VCFA Group, the New York-based firm credited with helping start the secondary market, has broadened its reach into buyouts with VCFA Private Equity Partners IV, which closed recently with $250 million.

At least 90% of the fund’s capital will be used to purchase limited partnership shares in leveraged buyout funds while 10% will be used to purchase LP shares in venture funds.

Although the firm expects to raise another venture-focused fund later this year, fund IV is a departure for the firm. VCFA, which stands for Venture Capital Funds of America, has been focused on purchasing venture assets. The last VCFA fund, VCFA Venture Partners III, closed in 2000 with $100 million and at least 75% of its capital was dedicated to venture interests (25% was made available for LBO secondaries).

“We felt we could do LBO secondaries as well as venture,” says Dayton Carr, founding managing director of VCFA Group. To help the firm’s greater focus on LBO funds, VCFA has added Edward Hortick as a partner. Hortick is a former Bank of America Capital president and managing director who oversaw investments into middle-market buyout and other private equity funds.

Founded in 1982, VCFA had increased its focus on buyout assets in 2001 out of concern that many of the venture funds on the secondary market were overvalued and saddled with potentially bad portfolios. By and large, it prefers smaller deals and generally avoids auctions.

“We’re trying to find smaller, non-competitive deals,” says Carr. “There’s no point in getting involved in an auction, because the winner of an auction can be the loser.”

So far VCFA Private Equity Partners IV has called down 13% of its capital for its new fund and done nine deals. All of the deals were for interests in leveraged buyout funds. Carr says that VCFA Private Equity Partners IV will take about four years to invest.

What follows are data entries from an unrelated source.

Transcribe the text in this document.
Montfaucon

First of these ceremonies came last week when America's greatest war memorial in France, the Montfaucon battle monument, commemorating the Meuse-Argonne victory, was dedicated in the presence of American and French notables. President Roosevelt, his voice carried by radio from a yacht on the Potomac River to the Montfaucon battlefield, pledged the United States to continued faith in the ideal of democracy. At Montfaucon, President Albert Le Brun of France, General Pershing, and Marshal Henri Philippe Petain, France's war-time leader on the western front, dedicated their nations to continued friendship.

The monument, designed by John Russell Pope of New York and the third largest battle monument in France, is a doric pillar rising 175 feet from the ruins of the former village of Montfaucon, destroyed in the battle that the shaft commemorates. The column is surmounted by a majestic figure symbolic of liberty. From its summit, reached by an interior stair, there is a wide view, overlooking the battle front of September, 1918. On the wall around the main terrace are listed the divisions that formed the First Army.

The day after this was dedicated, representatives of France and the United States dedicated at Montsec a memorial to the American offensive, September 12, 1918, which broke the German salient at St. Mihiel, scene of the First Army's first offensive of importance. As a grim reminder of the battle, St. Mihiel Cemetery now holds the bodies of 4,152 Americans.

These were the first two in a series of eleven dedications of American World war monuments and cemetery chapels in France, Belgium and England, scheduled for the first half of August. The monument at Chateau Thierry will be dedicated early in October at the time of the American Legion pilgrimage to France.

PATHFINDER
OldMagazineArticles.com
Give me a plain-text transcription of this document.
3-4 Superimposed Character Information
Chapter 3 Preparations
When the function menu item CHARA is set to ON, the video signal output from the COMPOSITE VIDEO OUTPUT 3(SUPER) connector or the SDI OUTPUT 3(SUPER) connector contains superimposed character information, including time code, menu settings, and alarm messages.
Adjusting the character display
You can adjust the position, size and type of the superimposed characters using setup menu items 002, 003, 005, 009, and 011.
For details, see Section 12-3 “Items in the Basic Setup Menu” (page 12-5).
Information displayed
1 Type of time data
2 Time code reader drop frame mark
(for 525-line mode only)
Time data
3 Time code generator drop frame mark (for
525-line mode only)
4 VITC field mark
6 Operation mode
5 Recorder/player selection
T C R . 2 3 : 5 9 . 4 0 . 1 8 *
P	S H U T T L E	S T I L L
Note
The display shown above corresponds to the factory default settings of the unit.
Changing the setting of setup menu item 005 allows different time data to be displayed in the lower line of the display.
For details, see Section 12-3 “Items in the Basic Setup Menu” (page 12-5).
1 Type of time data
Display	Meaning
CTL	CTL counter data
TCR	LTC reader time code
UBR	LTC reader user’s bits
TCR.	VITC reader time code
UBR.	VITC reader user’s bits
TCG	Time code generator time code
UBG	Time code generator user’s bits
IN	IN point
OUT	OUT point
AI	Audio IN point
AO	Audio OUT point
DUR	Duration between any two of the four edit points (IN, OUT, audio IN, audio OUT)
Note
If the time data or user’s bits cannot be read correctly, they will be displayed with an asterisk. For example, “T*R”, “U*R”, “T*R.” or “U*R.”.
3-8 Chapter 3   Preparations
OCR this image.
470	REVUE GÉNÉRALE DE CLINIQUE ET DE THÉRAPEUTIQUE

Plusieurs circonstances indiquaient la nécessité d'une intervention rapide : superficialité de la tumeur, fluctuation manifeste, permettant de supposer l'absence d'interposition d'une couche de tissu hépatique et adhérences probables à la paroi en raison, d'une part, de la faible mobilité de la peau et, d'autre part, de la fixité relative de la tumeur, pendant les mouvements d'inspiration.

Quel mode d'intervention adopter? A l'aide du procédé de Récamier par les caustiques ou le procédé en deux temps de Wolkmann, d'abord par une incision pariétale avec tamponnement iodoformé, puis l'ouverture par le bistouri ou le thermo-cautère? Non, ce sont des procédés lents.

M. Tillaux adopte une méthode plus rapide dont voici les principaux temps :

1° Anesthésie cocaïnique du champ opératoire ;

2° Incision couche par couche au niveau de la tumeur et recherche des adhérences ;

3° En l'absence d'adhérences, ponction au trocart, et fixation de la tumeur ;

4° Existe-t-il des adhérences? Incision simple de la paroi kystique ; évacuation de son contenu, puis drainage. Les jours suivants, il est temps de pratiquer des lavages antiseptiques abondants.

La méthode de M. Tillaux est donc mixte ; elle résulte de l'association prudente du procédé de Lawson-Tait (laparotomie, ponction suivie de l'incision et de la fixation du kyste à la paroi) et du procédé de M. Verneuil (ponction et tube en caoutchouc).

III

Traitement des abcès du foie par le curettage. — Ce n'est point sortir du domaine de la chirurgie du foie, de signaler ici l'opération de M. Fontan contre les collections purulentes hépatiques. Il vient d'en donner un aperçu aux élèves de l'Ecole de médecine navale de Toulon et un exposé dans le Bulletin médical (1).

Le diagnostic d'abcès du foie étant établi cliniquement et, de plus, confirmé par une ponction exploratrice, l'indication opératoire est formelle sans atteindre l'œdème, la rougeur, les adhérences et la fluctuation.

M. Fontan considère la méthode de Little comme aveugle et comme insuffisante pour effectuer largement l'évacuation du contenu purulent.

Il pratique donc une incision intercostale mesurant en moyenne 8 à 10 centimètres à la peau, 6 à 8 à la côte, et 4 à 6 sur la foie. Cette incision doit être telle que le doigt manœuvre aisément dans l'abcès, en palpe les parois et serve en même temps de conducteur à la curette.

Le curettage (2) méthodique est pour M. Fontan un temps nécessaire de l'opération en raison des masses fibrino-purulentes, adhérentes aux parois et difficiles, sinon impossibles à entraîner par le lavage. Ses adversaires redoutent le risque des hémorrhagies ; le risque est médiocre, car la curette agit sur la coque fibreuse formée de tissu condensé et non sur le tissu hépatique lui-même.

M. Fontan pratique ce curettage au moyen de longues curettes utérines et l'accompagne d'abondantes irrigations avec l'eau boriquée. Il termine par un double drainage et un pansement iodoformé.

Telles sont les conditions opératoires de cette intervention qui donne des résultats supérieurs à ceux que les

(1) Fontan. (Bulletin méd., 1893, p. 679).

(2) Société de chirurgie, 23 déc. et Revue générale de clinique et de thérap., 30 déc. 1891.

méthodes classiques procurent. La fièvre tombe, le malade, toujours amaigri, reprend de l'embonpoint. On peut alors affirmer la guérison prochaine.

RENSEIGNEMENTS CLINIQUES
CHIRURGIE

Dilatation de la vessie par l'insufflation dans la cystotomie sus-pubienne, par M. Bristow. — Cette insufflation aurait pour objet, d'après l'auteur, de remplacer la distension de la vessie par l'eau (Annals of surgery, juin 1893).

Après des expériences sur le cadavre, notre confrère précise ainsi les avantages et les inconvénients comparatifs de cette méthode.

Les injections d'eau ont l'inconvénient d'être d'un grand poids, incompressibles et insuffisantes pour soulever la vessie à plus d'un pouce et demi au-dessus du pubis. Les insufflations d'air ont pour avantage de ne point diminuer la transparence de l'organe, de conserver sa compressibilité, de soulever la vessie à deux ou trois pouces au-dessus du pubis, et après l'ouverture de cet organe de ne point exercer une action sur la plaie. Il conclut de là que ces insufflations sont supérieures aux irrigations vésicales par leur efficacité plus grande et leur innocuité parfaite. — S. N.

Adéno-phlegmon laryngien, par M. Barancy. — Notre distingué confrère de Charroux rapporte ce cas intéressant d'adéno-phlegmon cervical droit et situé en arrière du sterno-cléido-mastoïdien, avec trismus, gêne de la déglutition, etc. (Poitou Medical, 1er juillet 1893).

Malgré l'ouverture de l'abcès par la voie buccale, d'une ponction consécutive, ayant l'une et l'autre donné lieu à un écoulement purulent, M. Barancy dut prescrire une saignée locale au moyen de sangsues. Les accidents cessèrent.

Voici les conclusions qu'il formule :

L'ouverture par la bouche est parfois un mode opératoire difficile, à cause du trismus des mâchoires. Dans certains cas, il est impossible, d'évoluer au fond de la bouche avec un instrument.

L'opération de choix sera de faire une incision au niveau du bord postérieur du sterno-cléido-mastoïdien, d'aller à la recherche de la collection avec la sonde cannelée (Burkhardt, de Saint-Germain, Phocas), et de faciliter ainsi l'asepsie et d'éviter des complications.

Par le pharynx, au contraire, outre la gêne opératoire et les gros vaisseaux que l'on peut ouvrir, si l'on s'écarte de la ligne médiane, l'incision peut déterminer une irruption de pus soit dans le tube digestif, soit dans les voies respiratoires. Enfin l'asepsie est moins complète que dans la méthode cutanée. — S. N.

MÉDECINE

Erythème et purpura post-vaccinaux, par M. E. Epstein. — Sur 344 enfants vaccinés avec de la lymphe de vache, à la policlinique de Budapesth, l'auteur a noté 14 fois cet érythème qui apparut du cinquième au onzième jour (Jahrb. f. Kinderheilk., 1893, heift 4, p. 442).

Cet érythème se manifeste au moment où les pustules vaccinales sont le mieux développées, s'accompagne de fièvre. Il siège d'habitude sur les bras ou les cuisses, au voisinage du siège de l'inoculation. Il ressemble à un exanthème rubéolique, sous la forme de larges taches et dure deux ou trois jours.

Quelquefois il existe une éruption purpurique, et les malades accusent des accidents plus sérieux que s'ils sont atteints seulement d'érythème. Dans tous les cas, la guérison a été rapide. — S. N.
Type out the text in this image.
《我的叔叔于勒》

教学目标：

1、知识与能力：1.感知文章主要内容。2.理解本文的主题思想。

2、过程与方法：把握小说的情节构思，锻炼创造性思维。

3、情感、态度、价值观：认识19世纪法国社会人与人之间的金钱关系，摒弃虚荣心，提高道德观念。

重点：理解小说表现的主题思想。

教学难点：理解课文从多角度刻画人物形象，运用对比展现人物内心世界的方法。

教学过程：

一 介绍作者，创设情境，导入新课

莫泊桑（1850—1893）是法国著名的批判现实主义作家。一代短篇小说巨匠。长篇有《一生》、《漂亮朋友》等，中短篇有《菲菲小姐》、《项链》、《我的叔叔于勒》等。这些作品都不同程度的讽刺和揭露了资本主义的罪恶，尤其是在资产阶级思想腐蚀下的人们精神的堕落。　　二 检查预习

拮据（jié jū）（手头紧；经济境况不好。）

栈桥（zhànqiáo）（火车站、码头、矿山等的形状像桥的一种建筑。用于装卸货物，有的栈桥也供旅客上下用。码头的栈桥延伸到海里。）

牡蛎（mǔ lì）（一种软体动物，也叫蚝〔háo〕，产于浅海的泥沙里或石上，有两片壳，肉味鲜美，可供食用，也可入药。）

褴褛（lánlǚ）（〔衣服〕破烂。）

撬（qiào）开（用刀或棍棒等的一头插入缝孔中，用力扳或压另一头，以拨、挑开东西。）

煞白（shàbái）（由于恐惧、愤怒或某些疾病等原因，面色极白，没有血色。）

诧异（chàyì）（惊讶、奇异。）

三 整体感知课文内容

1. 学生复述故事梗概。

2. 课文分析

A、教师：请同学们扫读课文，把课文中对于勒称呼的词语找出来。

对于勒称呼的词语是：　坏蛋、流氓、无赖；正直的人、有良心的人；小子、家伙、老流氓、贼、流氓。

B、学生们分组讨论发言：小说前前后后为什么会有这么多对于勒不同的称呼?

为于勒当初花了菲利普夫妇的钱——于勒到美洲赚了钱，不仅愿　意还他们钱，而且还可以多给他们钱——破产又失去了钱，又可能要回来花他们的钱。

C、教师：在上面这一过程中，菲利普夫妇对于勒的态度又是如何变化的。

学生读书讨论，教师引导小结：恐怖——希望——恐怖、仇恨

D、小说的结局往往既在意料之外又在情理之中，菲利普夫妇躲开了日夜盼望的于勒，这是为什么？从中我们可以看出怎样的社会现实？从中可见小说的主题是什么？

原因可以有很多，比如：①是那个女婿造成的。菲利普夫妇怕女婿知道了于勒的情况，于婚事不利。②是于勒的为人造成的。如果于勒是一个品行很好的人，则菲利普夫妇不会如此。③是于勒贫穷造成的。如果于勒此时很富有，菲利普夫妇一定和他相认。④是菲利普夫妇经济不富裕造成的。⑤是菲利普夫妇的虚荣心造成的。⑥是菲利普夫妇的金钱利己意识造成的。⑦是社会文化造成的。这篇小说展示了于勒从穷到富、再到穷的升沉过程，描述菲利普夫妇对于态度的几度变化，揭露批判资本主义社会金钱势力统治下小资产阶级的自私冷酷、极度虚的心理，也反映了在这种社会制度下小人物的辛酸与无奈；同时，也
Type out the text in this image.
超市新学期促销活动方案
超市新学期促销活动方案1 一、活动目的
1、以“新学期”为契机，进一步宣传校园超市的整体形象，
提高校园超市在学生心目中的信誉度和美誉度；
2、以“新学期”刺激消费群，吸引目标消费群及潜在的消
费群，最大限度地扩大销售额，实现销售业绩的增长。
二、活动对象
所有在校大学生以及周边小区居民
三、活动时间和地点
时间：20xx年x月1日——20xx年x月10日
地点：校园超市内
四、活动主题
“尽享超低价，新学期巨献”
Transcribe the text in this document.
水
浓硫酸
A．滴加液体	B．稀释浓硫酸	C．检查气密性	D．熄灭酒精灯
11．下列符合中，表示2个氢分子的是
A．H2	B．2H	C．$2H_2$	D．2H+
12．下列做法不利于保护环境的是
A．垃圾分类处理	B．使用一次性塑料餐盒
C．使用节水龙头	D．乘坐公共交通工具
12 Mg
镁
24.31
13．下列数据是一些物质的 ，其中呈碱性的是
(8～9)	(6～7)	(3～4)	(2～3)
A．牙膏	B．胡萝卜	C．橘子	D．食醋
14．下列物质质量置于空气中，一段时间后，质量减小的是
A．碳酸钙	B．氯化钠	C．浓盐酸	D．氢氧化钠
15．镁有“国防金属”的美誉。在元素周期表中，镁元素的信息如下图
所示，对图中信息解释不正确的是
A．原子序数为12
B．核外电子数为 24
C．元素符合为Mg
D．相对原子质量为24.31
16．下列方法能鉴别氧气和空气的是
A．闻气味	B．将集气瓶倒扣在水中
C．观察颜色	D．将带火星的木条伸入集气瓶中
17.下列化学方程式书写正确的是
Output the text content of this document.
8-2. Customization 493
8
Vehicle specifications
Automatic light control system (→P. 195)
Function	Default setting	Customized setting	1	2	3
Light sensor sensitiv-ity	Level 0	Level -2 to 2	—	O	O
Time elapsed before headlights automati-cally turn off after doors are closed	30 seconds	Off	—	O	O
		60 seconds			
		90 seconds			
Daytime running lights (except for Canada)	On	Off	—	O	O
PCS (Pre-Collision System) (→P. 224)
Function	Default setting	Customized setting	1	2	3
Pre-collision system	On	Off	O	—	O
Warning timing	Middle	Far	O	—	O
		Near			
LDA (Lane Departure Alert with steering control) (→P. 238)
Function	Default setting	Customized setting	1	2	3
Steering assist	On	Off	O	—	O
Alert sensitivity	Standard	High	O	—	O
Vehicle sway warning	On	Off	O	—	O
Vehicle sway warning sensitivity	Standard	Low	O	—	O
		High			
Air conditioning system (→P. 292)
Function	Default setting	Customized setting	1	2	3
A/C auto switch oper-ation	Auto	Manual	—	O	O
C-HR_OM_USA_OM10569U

Limited partners in the fund IV include previous VCFA backers American Family Insurance, Liberty Mutual and the University of Richmond. New LPs include the New York State Common Retirement Fund and the New York State Teachers’ Retirement System and the UK-based East Riding Retirement System.

The firm has added some smaller university endowments that invested between $3 million and $5 million apiece. VCFA also gained two additional foundations to its LP roster.

The firm has four partners working from its offices in New York, Chicago and San Francisco. The firm is looking add one additional partner to its staff. VCFA is affiliated with the London and Paris-based ARCIS Group.

Secondary firms large and small are buying more diverse assets than before. Credit Suisse First Boston specifically allocated $210 million in funding for venture buys in its latest $2.4 billion fund. Willowridge, which recently closed its fourth secondary fund, also widened its purchases of secondary assets to include more of a balance between venture and buyout assets.